Minggu, 04 Desember 2011

Imanuel: Sang Pemulih Kehidupan


Yes. 7:10-16; Mzm. 80:1-7, 17-19; Rom. 1:1-7; Mat. 1:18-25 

Pengantar
Setiap orang pernah mengalami kondisi yang darurat atau kritis, apakah karena dia menderita sakit, kecelakaan, rencana pemutusan hubungan kerja, bencana dan berbagai permasalahan lainnya. Karena kondisi tertentu dianggap darurat, maka seseorang akan berupaya untuk melakukan sesuatu demi menyelamatkan nyawanya. Apabila dia tidak mampu mengatasi seorang diri maka dia akan meminta pertolongan atau bantuan kepada orang lain. Semua respon tersebut wajar dan manusiawi. 
Namun dapat menjadi suatu problem etis-moral dan iman, manakala seseorang mencari bantuan atau pertolongan dengan mengabaikan Allah.  Sikap dan keputusan yang mengabaikan Allah berarti dia juga mengabaikan  prinsip-prinsip etis-moral, hati-nurani dan iman. Akibatnya langkah atau keputusan yang diambil justru memperparah kondisi darurat yang sedang dialaminya seperti seseorang yang berupaya untuk melunasi hutang dengan pembayaran dari rentenir yang lalim. Dia mungkin mampu membayar hutang-hutangnya, tetapi dengan akibat dia memiliki hutang yang semakin besar kepada para rentenir dan tidak mampu  membayar sampai kapanpun.  
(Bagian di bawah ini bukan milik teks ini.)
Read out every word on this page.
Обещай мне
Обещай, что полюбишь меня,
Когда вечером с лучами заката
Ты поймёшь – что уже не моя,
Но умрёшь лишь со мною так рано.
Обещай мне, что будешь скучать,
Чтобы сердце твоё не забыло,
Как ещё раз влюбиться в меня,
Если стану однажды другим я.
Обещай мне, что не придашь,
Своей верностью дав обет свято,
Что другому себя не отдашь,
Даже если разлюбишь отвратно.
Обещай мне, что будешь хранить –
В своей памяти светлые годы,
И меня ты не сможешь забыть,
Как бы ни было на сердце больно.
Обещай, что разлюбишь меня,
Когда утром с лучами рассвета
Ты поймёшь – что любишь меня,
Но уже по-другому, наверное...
                Dalam kondisi darurat, kita mudah terperangkap oleh perasaan takut dan panik seperti yang dilakukan oleh raja Ahaz dan umat Israel. Memang semula  raja Ahaz, hati umat Israel di kerajaan Yehuda (kerajaan Israel Selatan) sempat berbunga-bunga. Mereka saat itu merasa kuat dan jaya. Sebab serbuan raja Aram yaitu Rezin dan raja Israel Utara yaitu Pekah ke Yerusalem gagal. Raja Aram dan raja Israel Utara tidak dapat mengalahkan kerajaan Yehuda, di Israel Selatan. Namun tidak lama kemudian kerajaan Aram kembali menyusun kekuatan dan mereka menyerang kerajaan Israel Selatan. Untuk itu mereka telah berhasil berkemah di wilayah Efraim. Kini raja Ahaz dan umat Israel di kerajaan Yehuda menjadi ciut hatinya. Disebutkan di Yes. 7:2 demikian: “Lalu diberitahukanlah kepada keluarga Daud: ‘Aram telah berkemah di wilayah Efraim’ maka hati Ahaz dan hati rakyatnya gemetar ketakutan seperti pohon-pohon hutan bergoyang ditiup angin”.  Raja Ahaz dan umat Israel di Yehuda semula merasa serba aman, tetapi kini mereka menyadari berada dalam situasi yang sangat berbahaya. Krisis politis dan keselamatan umat melanda seluruh negeri.

Janji Pertolongan Allah
                Di tengah situasi yang menakutkan itu,  Allah mengutus nabi Yesaya untuk memberi penghiburan dengan firman: “Teguhkanlah hatimu dan tinggallah tenang, janganlah takut dan janganlah hati kecut karena kedua puntung kayu api yang berasap ini, yaitu kepanasan amarah Rezin dengan Aram dan anak Remalya” (Yes. 7:4). Bahkan lebih dari pada itu Allah meneguhkan raja Ahaz dengan tawaran, yaitu: “Mintalah suatu pertanda dari Tuhan, Allahmu, biarlah itu sesuatu dari dunia orang mati yang paling bawah atau sesuatu dari tempat tertinggi yang di atas” (Yes. 7:10-11).  Allah memperkenankan raja Ahaz untuk minta suatu tanda dari alam neraka (syeol) ataupun dari alam surga (hasyamayim) agar dia yakin bahwa Allah akan menyertai dan melindungi kerajaan Yehuda. Jawaban raja Ahaz terhadap tawaran Allah tersebut adalah: “Aku tidak mau meminta, aku tidak mencobai Tuhan” (Yes. 7:12). Bagaimana kesan saudara ketika mendengar ungkapan raja Ahaz ini? Bukankah kita memperoleh kesan bahwa raja Ahaz sangat menghormati Allah dan dia tidak mau mencobai Allah? Bukankah dia juga terkesan telah berlaku sangat bijaksana dan saleh, sehingga raja Ahaz tidak mau meminta tanda apapun kepada Allah?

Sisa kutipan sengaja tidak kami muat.